El retorno de las cenizas
La impiedad de Hudson Lowe con su presa era casi inmoral. El último deseo del finado fue ser enterrado al lado del Sena para ser agasajado antes de reposar bajo tierra. Hasta 1840 una pequeña tumba, hoy visitable y vacía, fue su demora. Mientras tanto en Francia y Europa los acontecimientos empezaban a virar hacia una lenta decadencia del modelo absolutista renacido en el Congreso de Viena. Los acólitos del corso ya no lo exhibían solo con dibujos naif, las pinturas de Épinal, un fenómeno de esa época para recordar un tiempo irrecuperable, sino también a través de un espíritu burgués, melancólico al adolecer de pujanza perdida con la mediocridad borbónica. Desde esta perspectiva el reinado de Luis Felipe de Orleans, aupado al trono tras las tres jornadas gloriosas de julio de 1830, tiene un imaginario colectivo y una producción cultural donde los grandes nombres de las letras, de Stendhal a Balzac, refinaban los géneros y plasmaban lo napoleónico sin casi ninguna negatividad.
Esa Francia en vías de expandirse y ser una potencia colonial con el capitalismo como bandera, en consonancia con los vaivenes del tiempo, echaba de menos la pátina imperial y por ello Thiers, uno de esos seres fundamentales y envueltos en cierta amnesia, apostó por una operación de prestigio para la corona y positiva por eso de insuflar un estado de ánimo apoteósico a una nación muy amante de este tipo de rituales.

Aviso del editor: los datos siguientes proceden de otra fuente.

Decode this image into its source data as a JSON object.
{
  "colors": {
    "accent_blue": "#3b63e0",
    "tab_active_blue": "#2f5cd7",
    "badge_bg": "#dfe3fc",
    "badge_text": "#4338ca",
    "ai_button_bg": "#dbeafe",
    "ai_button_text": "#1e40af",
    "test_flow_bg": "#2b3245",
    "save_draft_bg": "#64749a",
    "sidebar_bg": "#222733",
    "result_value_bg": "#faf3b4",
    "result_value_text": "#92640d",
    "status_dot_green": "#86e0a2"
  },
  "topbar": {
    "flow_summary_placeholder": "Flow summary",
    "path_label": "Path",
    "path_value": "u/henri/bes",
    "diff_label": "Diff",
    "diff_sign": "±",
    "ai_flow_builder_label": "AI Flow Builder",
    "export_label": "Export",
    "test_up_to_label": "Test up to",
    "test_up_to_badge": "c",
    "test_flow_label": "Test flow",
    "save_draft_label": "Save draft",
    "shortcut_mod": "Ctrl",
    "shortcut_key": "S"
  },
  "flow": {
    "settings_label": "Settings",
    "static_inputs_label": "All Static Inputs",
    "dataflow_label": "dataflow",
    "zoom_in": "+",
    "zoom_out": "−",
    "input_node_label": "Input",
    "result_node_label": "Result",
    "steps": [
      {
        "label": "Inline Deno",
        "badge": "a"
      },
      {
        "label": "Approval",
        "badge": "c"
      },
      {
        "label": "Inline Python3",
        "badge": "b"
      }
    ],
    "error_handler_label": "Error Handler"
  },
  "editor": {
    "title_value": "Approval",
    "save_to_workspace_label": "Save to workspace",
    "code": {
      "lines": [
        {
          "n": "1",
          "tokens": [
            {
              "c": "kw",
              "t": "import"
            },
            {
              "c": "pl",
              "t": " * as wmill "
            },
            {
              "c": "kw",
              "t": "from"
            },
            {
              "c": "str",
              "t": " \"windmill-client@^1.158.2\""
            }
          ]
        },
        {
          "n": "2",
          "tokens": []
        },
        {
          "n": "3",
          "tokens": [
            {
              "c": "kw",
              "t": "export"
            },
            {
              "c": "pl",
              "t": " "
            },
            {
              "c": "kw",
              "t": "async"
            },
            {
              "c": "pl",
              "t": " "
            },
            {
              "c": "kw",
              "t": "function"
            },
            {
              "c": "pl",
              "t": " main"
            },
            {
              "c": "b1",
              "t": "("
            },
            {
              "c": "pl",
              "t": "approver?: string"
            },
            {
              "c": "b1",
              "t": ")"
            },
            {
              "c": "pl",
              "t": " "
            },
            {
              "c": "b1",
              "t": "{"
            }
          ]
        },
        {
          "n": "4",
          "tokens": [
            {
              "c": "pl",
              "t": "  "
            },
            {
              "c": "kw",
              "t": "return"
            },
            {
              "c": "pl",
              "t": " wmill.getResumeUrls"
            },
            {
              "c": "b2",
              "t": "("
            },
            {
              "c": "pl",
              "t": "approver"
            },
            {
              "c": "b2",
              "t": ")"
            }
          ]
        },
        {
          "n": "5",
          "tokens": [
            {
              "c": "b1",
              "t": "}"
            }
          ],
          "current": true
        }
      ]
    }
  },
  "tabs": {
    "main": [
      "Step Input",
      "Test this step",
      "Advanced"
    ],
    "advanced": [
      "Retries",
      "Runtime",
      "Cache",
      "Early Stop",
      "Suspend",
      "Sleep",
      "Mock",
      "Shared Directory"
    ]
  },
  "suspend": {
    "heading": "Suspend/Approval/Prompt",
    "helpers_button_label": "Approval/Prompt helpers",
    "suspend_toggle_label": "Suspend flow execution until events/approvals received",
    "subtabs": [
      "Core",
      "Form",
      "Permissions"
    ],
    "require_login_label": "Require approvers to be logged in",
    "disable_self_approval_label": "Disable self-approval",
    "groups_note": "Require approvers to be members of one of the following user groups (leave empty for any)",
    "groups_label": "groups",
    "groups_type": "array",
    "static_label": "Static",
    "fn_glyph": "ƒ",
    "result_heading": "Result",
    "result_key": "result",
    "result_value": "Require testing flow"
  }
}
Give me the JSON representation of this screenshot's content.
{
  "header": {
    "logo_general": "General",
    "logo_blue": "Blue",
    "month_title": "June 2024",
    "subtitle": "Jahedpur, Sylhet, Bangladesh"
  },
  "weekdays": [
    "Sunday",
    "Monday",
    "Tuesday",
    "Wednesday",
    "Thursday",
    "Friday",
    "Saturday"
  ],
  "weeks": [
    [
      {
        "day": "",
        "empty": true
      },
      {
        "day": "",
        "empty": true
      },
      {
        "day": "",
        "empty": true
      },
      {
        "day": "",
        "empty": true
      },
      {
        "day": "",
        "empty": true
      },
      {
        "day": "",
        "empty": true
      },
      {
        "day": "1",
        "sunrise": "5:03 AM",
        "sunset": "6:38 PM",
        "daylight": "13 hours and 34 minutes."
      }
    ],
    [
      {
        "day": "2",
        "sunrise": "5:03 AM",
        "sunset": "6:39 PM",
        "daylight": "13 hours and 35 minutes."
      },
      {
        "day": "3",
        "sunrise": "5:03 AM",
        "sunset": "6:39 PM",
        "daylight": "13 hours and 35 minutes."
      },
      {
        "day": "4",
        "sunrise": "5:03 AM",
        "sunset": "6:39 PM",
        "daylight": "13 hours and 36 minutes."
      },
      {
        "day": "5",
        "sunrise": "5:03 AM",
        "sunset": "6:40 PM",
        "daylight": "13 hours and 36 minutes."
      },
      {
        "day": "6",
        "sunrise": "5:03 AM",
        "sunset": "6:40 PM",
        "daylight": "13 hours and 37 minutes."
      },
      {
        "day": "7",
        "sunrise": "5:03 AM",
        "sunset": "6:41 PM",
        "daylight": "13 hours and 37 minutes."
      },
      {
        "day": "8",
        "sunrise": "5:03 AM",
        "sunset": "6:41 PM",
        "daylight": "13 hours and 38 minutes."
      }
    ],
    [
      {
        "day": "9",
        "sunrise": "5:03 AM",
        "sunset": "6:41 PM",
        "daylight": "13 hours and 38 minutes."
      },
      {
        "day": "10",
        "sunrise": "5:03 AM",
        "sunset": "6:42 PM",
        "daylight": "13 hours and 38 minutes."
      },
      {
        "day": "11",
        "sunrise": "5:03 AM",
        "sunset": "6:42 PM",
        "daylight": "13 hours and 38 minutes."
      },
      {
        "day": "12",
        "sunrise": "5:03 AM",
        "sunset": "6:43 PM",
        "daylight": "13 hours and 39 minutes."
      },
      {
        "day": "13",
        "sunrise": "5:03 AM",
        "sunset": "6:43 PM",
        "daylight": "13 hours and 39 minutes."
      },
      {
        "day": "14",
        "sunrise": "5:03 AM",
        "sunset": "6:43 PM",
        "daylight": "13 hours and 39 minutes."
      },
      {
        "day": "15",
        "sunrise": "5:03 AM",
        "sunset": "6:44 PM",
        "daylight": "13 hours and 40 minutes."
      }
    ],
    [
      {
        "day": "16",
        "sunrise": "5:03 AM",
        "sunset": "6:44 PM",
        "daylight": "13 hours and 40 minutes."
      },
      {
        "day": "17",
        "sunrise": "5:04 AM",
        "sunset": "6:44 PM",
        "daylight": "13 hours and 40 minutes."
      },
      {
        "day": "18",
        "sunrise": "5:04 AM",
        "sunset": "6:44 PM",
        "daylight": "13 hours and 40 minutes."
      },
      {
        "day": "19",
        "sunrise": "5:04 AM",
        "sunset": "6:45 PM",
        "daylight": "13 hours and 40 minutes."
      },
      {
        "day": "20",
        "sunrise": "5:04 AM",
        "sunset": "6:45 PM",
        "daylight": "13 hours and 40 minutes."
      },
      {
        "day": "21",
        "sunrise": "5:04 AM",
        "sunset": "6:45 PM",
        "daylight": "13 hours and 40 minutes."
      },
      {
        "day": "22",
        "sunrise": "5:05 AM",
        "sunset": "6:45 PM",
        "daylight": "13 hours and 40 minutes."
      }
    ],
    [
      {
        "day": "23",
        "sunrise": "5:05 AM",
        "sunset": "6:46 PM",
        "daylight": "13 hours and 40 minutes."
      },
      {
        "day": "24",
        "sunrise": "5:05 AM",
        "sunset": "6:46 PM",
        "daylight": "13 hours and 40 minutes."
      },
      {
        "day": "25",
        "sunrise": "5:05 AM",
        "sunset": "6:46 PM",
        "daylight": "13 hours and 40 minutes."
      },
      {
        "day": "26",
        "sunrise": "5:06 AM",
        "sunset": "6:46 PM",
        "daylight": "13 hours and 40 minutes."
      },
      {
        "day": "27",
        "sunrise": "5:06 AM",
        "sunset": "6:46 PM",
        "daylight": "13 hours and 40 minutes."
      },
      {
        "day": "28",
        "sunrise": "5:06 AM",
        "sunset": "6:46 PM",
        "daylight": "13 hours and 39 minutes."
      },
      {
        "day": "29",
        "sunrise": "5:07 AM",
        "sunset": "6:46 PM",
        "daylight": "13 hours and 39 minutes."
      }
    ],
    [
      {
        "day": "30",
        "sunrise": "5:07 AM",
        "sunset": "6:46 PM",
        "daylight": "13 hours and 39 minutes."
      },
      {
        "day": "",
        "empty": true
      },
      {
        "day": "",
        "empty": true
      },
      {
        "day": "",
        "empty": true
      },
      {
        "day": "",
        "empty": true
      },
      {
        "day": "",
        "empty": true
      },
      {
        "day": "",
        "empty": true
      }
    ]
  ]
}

En Santa Helena, Bertrand, uno de los últimos en quedarse junto al genio, volvió para repatriarlo y ver un cadáver casi intacto, propio, y necesario para el relato, de un santo. El retorno de las cenizas culminó con el fastuoso entierro en los Inválidos, en un sarcófago de cuarcita roja de Finlandia sobre un zócalo de granito verde de los Vosgos. Napoleón duerme ese sueño eterno protegido por seis féretros, el más interior es de una lámina de acero recubierta con estaño, el segundo de caoba, los dos siguientes de plomo, el quinto de madera de ébano y el último de roble. Otro confinamiento más a la lista, como si, en esta ocasión, quisieran impedir su salida por pánico a no poder lucirlo. Con su funeral, su influjo, esa ascendencia de lo invisible siempre omnipresente, se consolidaba, de Santa Helena a un santuario, del anticristo a la divinidad. Ocho años después, su sobrino Luis Napoleón ganó las elecciones presidenciales de la recién constituida Segunda República y desde esas alturas dio un golpe de Estado el 2 de diciembre de 1851, aniversario de Austerlitz y de la coronación de su tío. Justo un año después devino emperador de los franceses.